CQ Tau represents an example of how the IN05 model can be used in this context. To better constrain the inner rim structure, one will need observations with baselines longer than 130 m (available with the VLT interferometer), for which the predicted values of the squared visibility parameters are very different for different disk models (see Fig. 5). On the other hand, observations with baseline shorter than 60m could better constrain the inner radius of MWC 480, since a degeneracy in the models is present at longer baselines.

V1295 Aql represents a still different case, in which the degeneracy in the values of the predicted squared visibility can be removed observing at distant hour angles for the same baseline configurations, in order to determine the visibility variations at the same baseline, due to the inclination of the disk.

7 Summary and conclusions

In this paper we have analyzed the near-infrared interferometric observations of the six best observed HAe stars using the rim models developed by Isella & Natta (2005). Our aim was to explore the potential of near-infrared interferometry to constrain the properties of the grains in the inner disks of these stars.

The basic assumptions of the IN05 rim models are that the inner disk structure is controlled by the evaporation of dust in the unattenuated stellar radiation field, as expected if the gaseous disks have low optical depth, and that the most refractory grains are silicates. The IN05 self-consistent models for the "puffed-up'' inner rim reproduce both the interferometric observations and the near-infrared spectral energy distribution of all the objects we have studied, with the exception of AB Aur, which we have briefly discussed.

For the five stars where we are able to obtain a good fit to the data, we can estimate the grain sizes in the rim, i.e., in the midplane of the inner disk. We find that in four cases grains larger than $\sim$1.2 $\mu$m are either required by or consistent with the data. Only in one case do we find that the existing data require $a\sim 0.2{-}0.3$ $\mu$m. Note that this value of a=1.2 $\mu$m is a lower limit to the grain size: grains can be much larger, since the rim location and shape do not change significantly if the grains grow further.

As a result of the model-fitting, one derives also the inclination and position angle of the disk on the plane of the sky. We find that, in general, these parameters are not well constrained by the existing data. However, in all cases we can fit, inclinations lower than  $30^{\circ }$ are not consistent with the observations and the surface brightness distribution can not be circularly symmetric. This rules out a spherical envelope as the dominant source of the near-infrared emission.

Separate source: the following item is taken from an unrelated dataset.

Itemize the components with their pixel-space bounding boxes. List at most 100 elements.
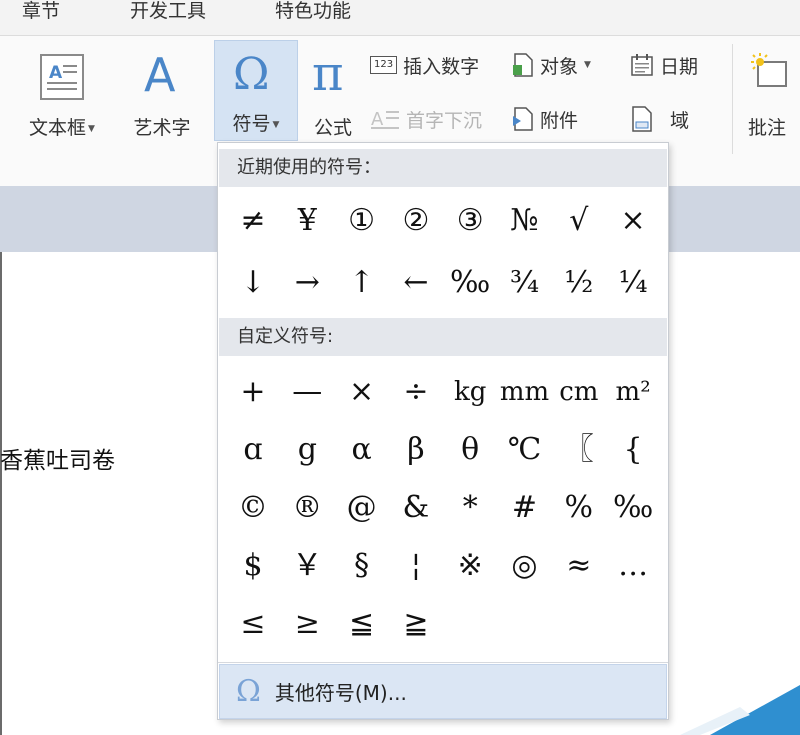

For some objects, estimates of the inclination of the outer disk have been obtained from millimeter interferometric observations; within the uncertainties, they agree with the values obtained for the inner disk.

Our analysis shows that near-infrared interferometry is a very powerful tool for understanding the properties of the inner disks, in particular when combined with physical models of these regions. However, at present the existing data are for many objects still too sparse in their coverage of the u-v plane to allow an accurate determination of the disk parameters. We expect that this will be improved in the future. In this context, since near-infrared interferometry is and will remain a very time demanding technique, we stress the importance of using physical models of the inner region of the disk in planning future observations.

Acknowledgements

We are indebted to Josh Eisner and Rafael Millan-Gabet for providing us with the PTI and IOTA data. The authors acknowledge partial support for this project by MIUR PRIN grant 2003/027003-001.